Maximizing the Effectiveness of Direct Mail
Direct mail, properly utilized, can effectively project the impression you seek to establish with prospective students and can be influential in the college selection process. Quality direct mail correspondence can generate interest, encourage students to apply for admission and significantly increase yield.
Most colleges and universities budget a considerable amount of money to produce professional, 4-color recruitment literature. A great deal of time and effort are devoted to finding just the right words and images to create a great first impression, sustain interest and position the institution in a positive light. Unfortunately, not as much attention is always devoted to other types of correspondence. Don’t make this mistake! Keep these points in mind:
• personalize your correspondence
• use high quality materials
• present a consistent image and message
Sure, it’s easy to send out a letter addressed to “Dear Prospective Student” since you won’t have to worry about matching the letter to the envelope, but what sort of impression does this create in the mind of the recipient? Colleges and universities invest resources emphasizing individual experiences and personal attention. This impression must be reinforced by a personalized approach to communication. Individualize all direct mail to prospective students and parents.
It may seem a good idea to reduce the cost of a direct mail series by utilizing a lesser quality letter stock. The quality of the letterhead used in a direct mail series, however, will either reinforce or contradict the impression of high quality you have sought to establish with prospective students. You may save a few cents on each letter by using a less expensive window envelope, but don’t most bills come in this sort of envelope? Is anyone ever happy to get a bill in the mail? Do you really want this sort of subliminal association in the mind of the person you’re recruiting? Pay attention to the quality of materials and print.

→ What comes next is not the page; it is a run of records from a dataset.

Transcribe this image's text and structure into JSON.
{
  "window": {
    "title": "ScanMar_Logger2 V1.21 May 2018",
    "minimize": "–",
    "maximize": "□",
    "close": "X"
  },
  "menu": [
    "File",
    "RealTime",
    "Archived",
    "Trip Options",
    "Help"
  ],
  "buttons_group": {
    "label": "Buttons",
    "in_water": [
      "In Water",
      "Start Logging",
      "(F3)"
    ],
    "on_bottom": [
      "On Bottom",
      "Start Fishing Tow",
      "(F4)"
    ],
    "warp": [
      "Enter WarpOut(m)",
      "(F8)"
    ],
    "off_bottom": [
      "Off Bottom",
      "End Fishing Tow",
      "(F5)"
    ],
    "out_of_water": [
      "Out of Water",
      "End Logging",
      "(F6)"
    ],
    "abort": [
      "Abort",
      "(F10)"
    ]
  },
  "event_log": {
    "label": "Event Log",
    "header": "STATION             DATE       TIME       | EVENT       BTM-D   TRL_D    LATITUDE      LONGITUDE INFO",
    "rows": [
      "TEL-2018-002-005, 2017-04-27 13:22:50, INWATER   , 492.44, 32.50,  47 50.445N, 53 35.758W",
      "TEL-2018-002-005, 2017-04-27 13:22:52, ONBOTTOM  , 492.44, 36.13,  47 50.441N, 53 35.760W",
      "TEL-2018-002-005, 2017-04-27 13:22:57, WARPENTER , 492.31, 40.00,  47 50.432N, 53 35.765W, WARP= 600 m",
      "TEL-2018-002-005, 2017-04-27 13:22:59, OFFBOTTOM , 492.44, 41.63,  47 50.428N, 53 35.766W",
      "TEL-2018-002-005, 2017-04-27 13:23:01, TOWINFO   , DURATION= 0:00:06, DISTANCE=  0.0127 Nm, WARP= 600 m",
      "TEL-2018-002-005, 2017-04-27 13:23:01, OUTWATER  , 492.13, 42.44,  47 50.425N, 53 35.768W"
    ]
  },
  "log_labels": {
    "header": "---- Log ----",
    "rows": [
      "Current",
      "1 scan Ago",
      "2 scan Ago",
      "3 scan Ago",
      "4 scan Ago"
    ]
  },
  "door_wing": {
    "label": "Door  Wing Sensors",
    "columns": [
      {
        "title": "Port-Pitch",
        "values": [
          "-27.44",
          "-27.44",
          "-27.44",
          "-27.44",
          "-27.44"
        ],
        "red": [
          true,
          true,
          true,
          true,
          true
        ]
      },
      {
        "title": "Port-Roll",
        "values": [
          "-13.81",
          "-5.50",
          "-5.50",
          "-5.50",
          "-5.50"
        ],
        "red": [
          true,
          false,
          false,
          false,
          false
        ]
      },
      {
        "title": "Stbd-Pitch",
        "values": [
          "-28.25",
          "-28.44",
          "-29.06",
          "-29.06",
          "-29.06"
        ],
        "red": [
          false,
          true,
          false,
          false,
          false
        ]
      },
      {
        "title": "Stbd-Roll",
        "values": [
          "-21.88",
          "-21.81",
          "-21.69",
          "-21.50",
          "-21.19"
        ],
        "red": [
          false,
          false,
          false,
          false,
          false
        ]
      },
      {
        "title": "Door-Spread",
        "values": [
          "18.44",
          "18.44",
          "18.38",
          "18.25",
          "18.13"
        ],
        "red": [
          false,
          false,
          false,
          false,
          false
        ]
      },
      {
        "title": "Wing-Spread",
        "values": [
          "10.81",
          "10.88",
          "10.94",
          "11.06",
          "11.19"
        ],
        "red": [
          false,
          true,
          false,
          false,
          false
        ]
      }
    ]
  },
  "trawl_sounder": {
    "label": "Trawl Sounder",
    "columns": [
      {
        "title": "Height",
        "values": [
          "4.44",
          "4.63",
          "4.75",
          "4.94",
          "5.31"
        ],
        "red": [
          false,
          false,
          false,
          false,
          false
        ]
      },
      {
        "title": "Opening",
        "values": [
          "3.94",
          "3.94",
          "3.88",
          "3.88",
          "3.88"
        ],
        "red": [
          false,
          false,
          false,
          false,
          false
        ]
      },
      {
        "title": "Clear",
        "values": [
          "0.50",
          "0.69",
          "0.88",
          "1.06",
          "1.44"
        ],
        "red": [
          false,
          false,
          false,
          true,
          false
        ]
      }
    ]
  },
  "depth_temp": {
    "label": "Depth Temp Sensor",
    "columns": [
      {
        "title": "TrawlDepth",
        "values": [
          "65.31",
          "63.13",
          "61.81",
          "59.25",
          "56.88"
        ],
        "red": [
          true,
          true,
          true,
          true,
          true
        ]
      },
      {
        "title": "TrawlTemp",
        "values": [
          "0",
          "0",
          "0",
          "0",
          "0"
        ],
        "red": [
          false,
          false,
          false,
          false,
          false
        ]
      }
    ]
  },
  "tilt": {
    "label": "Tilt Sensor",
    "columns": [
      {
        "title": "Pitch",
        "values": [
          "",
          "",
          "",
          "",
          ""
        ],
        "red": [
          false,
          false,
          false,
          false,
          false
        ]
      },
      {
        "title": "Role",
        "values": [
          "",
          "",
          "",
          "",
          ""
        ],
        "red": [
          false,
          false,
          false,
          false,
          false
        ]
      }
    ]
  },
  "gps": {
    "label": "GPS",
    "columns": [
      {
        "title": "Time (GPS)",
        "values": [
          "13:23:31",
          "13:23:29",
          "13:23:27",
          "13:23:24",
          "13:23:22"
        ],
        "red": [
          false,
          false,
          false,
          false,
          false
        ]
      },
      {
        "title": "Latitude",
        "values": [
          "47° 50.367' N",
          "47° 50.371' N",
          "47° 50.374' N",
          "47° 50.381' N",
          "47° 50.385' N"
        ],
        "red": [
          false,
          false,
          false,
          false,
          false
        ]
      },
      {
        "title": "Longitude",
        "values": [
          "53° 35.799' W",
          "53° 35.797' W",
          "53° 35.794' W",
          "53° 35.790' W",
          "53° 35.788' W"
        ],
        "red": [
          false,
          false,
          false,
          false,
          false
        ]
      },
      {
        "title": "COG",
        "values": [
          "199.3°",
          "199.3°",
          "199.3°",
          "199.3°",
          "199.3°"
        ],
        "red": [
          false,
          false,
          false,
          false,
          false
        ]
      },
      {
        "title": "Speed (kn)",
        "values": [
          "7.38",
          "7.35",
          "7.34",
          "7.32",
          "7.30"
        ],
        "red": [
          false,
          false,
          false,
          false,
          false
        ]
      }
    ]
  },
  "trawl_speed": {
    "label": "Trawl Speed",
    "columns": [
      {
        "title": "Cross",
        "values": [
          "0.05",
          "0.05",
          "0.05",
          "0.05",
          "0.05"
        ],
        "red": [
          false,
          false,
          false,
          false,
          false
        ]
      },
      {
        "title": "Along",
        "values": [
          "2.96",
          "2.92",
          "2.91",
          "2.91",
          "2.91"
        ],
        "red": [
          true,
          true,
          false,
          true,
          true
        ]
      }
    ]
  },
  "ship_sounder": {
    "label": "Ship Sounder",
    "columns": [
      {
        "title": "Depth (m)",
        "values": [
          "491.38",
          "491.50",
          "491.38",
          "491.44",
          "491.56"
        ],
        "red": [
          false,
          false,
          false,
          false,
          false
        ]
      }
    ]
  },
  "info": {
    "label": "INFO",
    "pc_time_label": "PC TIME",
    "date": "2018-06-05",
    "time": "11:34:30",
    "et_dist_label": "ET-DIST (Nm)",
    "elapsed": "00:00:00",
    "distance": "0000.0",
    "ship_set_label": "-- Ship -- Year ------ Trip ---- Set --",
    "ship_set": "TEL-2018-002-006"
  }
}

Even if representatives in the Admission Office are on the mark in these areas, their colleagues around campus may be unintentionally sabotaging the efforts. Research tells us that most high school graduates deposit at more than one school. Sending in a tuition deposit is just one step in the decision making process – it’s a placeholder used while prospective students make a final choice about where to enroll. The image of quality constructed over months of communication with a prospective student can be destroyed if the Director of Student Services or the Registrar’s Office sends out poor quality communications in window envelopes that are not personalized. Often, representatives in other offices do not understand the importance high quality communication.
Representatives in the Admission Office should review every piece of correspondence and coordinate all communication sent to prospective students. They should work collaboratively with other institutional constituencies to discuss branding and image. The focus must be on a consistent message and quality is critical.
A direct mail campaign that emphasizes quality, personalization and is well coordinated can effectively support recruitment efforts.